Он говорит, подумал Хамфри, как тогда в сквере, на другое утро после возвращения леди Эшбрук из больницы, — красноречиво, пылко, увлекаясь собственными словами. Взаимосвязь духа и тела (он повторялся). Что мы имеем в виду, говоря о воле? (Или о духе, или даже о сознании?) Его жена только один раз мягко его перебила: тому, кто верит, это легко понять. Ей грустно, что он еще не обрел веры. Они посмотрели друг на друга с ласковой терпимостью. И он продолжал:
— Мы знаем так мало. Как дух воздействует на тело, и наоборот? Пока мы этого не знаем, мы вообще ничего не знаем. И стоит посвятить жизнь тому, чтобы продвинуться здесь хотя бы на шаг.
— И вы чего-нибудь достигли? — Хамфри задал этот вопрос не из вежливости, но с любопытством, сомнением, живым интересом.
Доктор ответил спокойно, без восторженности или уныния:
— Вряд ли я сам когда-нибудь это узнаю. У человека, как я уже говорил, только одна жизнь. И она может оказаться слишком короткой.
— С другой стороны, — сказал Хамфри, — существуют вопросы, на которые нет ответа. И не будет.
— Бесспорно. Но если мы не станем их задавать, то мы немногого стоим.
Элис Перримен сказала ревнивым тоном:
— Он раздумывает над этими вещами всю жизнь. Он говорил со мной о них, когда мы только познакомились.
Советов Перримен больше не просил и про историю с банкнотами не упоминал.
Однако когда Хамфри и Кейт попрощались и ушли, на улице она вернулась к этой теме.
— Странно, как он интересуется деньгами! А ведь это так. — Она говорила без всякого огорчения, просто констатируя факт. — Они с леди Эшбрук составляли отличную парочку. Эдакие прижимистые французские крестьяне.
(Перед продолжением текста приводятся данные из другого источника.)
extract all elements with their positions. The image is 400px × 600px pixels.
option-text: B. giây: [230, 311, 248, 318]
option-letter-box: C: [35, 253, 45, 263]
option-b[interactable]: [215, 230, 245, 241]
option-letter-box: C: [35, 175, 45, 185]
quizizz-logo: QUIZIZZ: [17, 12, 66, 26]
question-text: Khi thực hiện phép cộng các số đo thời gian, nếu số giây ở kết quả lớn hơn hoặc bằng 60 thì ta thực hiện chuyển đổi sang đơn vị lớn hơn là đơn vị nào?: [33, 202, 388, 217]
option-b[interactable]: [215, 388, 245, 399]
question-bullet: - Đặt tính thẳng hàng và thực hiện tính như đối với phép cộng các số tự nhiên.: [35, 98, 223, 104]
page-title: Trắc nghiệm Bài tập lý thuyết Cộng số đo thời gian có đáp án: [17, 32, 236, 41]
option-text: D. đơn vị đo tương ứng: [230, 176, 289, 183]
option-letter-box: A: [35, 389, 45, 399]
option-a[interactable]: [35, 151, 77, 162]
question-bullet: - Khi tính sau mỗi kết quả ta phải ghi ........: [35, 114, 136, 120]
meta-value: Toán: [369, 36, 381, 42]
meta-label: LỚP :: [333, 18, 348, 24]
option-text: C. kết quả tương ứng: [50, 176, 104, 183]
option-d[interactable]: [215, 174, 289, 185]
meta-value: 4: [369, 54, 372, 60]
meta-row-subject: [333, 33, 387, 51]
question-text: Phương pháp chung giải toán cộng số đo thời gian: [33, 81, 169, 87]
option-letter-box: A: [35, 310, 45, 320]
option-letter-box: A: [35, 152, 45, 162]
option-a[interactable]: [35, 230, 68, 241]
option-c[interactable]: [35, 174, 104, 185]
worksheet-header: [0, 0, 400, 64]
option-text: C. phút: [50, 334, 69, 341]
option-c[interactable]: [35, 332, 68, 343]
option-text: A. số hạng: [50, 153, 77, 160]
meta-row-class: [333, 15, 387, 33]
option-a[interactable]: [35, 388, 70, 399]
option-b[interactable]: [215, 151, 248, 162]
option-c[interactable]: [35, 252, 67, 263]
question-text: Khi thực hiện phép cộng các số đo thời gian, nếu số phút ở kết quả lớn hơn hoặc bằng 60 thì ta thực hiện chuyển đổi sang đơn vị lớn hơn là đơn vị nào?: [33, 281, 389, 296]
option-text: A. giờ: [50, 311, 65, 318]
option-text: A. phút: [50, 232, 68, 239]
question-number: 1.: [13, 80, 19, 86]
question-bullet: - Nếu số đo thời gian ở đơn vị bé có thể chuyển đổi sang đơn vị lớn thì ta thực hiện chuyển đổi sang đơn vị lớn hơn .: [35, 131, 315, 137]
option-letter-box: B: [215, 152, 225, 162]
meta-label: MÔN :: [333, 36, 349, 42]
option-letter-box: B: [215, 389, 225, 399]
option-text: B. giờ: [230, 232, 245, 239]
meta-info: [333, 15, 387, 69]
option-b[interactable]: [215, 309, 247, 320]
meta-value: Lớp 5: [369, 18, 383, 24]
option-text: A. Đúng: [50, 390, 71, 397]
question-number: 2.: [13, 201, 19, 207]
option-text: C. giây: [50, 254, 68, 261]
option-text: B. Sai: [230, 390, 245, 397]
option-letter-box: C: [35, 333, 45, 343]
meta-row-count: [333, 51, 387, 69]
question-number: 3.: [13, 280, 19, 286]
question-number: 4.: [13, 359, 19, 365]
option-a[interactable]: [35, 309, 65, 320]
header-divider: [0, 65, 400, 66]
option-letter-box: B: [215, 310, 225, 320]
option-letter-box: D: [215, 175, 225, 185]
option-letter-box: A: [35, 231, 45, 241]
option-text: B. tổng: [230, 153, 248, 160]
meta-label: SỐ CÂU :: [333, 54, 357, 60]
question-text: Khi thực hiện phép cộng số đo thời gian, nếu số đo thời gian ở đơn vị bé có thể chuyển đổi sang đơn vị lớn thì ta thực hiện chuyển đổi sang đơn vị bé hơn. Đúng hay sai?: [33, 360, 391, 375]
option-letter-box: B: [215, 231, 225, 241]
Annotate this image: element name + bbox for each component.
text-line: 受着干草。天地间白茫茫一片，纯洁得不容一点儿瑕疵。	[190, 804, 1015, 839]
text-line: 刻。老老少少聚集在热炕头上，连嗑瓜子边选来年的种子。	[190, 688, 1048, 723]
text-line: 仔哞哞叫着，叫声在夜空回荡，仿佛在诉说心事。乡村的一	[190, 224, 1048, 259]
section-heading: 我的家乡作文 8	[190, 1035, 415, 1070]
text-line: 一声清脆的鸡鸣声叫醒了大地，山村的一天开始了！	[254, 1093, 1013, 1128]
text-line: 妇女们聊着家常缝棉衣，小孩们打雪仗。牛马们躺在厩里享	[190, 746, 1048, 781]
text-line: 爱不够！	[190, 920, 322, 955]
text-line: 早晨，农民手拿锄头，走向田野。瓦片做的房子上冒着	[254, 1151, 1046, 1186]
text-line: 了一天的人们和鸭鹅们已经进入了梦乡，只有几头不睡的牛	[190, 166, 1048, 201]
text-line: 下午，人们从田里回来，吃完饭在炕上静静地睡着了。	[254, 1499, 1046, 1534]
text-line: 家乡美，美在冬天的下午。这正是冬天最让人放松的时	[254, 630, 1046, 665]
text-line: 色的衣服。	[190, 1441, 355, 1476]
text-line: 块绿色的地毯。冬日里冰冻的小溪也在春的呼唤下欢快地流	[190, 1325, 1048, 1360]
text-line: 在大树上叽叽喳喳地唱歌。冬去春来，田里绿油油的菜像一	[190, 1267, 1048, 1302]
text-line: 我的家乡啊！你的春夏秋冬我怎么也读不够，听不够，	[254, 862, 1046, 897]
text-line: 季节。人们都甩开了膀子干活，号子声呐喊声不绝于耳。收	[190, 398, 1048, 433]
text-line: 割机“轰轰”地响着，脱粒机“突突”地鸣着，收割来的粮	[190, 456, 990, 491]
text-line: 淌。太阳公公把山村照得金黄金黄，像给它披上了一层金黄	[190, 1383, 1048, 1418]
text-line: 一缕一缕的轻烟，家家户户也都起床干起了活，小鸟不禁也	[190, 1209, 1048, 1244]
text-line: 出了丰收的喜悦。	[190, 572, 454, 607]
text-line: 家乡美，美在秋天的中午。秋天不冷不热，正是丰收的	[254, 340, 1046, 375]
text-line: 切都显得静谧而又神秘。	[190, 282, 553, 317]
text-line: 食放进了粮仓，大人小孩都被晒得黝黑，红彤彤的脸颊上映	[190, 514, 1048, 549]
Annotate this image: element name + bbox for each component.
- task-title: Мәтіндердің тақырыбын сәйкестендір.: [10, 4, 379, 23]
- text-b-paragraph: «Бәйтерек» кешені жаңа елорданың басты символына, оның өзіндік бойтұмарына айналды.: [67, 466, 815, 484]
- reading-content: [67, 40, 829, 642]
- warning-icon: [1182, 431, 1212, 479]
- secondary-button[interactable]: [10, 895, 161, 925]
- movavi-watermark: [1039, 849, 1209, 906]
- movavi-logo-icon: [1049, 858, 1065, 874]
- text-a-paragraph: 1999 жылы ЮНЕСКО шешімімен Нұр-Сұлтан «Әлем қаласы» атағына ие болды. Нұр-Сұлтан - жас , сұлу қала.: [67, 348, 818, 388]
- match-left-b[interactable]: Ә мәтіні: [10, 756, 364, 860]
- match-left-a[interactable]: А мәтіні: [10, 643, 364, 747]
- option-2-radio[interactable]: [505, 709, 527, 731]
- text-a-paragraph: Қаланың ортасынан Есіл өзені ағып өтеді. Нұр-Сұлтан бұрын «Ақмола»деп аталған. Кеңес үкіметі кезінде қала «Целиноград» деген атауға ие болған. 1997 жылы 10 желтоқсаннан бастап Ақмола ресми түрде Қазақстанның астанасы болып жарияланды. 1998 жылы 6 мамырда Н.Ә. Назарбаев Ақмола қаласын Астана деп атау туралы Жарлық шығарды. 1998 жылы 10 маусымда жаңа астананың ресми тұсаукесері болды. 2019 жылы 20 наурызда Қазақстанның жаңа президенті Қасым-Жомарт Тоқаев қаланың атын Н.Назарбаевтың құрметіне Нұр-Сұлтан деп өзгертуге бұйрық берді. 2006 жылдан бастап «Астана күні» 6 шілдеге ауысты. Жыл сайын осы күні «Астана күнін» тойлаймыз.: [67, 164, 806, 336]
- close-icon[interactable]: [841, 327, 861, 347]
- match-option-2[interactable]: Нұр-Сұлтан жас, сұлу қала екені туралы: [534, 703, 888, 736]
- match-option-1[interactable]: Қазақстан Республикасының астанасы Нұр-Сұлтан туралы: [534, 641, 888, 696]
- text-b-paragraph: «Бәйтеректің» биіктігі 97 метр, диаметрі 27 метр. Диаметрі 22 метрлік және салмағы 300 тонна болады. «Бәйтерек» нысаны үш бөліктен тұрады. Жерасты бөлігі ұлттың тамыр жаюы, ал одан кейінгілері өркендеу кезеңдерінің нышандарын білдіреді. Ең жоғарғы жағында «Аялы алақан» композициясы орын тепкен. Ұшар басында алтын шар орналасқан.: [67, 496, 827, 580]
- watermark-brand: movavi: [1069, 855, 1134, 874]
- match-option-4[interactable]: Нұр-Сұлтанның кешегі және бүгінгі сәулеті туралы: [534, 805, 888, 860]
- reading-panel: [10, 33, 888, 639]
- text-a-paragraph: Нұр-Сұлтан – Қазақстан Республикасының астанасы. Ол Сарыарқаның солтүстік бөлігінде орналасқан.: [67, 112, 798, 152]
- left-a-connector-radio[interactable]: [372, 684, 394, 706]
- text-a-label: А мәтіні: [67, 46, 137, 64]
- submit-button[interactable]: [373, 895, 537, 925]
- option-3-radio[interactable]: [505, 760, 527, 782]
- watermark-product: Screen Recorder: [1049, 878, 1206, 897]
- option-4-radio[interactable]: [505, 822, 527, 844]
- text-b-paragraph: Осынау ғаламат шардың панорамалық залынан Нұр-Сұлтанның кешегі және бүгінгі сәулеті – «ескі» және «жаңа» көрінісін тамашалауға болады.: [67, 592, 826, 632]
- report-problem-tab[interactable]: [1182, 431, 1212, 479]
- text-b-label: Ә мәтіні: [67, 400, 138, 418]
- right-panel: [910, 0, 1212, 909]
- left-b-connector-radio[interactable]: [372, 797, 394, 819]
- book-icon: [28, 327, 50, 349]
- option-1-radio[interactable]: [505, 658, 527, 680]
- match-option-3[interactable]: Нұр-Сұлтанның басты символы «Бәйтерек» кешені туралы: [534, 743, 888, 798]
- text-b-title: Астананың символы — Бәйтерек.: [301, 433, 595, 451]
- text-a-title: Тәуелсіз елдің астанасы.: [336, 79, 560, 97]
Хоть что-то урвать, хоть как-нибудь обмануть друг друга.
— Ну, это слишком уж беспощадно, вам не кажется?
— Как выгадываются гроши, мне хорошо известно. Опыт у меня тут большой. И я знаю все симптомы. — Она посмотрела на него со своей безобразной обаятельной усмешкой. Наедине с ним ей нравилось не стесняться в словах.
Тут ей в голову пришла новая мысль:
— Но это странно, правда? Леди Эшбрук я понять могу. Она родилась скрягой. А чем больше таких ублажают, тем скупее они становятся. Но с ним это как-то не вяжется.